3.2.3. Apreciação da questão da inoponibilidade ao substituto tributário da desconsideração de efeitos fiscais resultante da aplicação da cláusula geral antiabuso

 

As questões de inconstitucionalidade do artigo 38.º, n.º 2, da LGT e da sua incompatibilidade com a Convenção Europeia dos Direitos do Homem e Protocolo Adicional, dependem da interpretação que se faça desta norma, no que concerne à sua aplicabilidade a substitutos tributários.

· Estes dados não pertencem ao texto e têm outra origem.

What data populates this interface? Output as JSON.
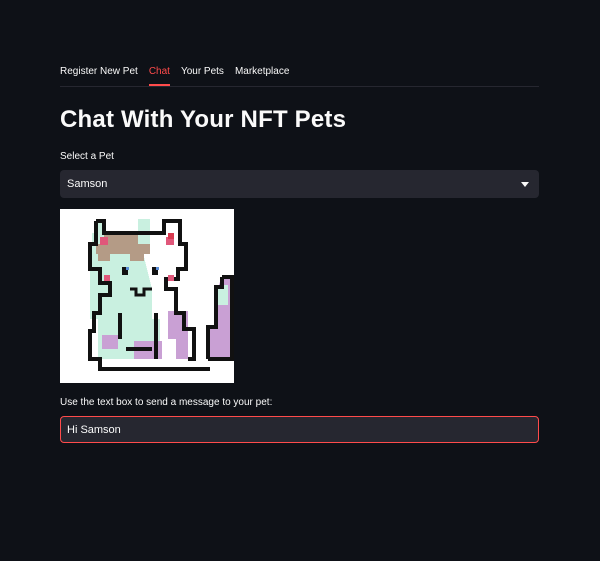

No caso em apreço, a Requerente defende que a própria letra do artigo 38.º, n.º 2, da LGT impõe que «se elimine a vantagem fiscal obtida, o que só ocorrerá naturalmente se os  efeitos da respectiva aplicação se repercutirem directamente na esfera do contribuinte que abusivamente se eximiu da obrigação tributária» (artigo 171.º do pedido de pronúncia arbitral).

Na interpretação das normas legais, na falta de outros elementos que induzam à eleição do sentido menos imediato do texto, o intérprete deve optar em princípio por aquele sentido que melhor e mais imediatamente corresponde ao significado natural das expressões verbais utilizadas, e designadamente ao seu significado técnico-jurídico, no suposto (nem sempre exacto) de que o legislador soube exprimir com correcção o seu pensamento. ( [4] ).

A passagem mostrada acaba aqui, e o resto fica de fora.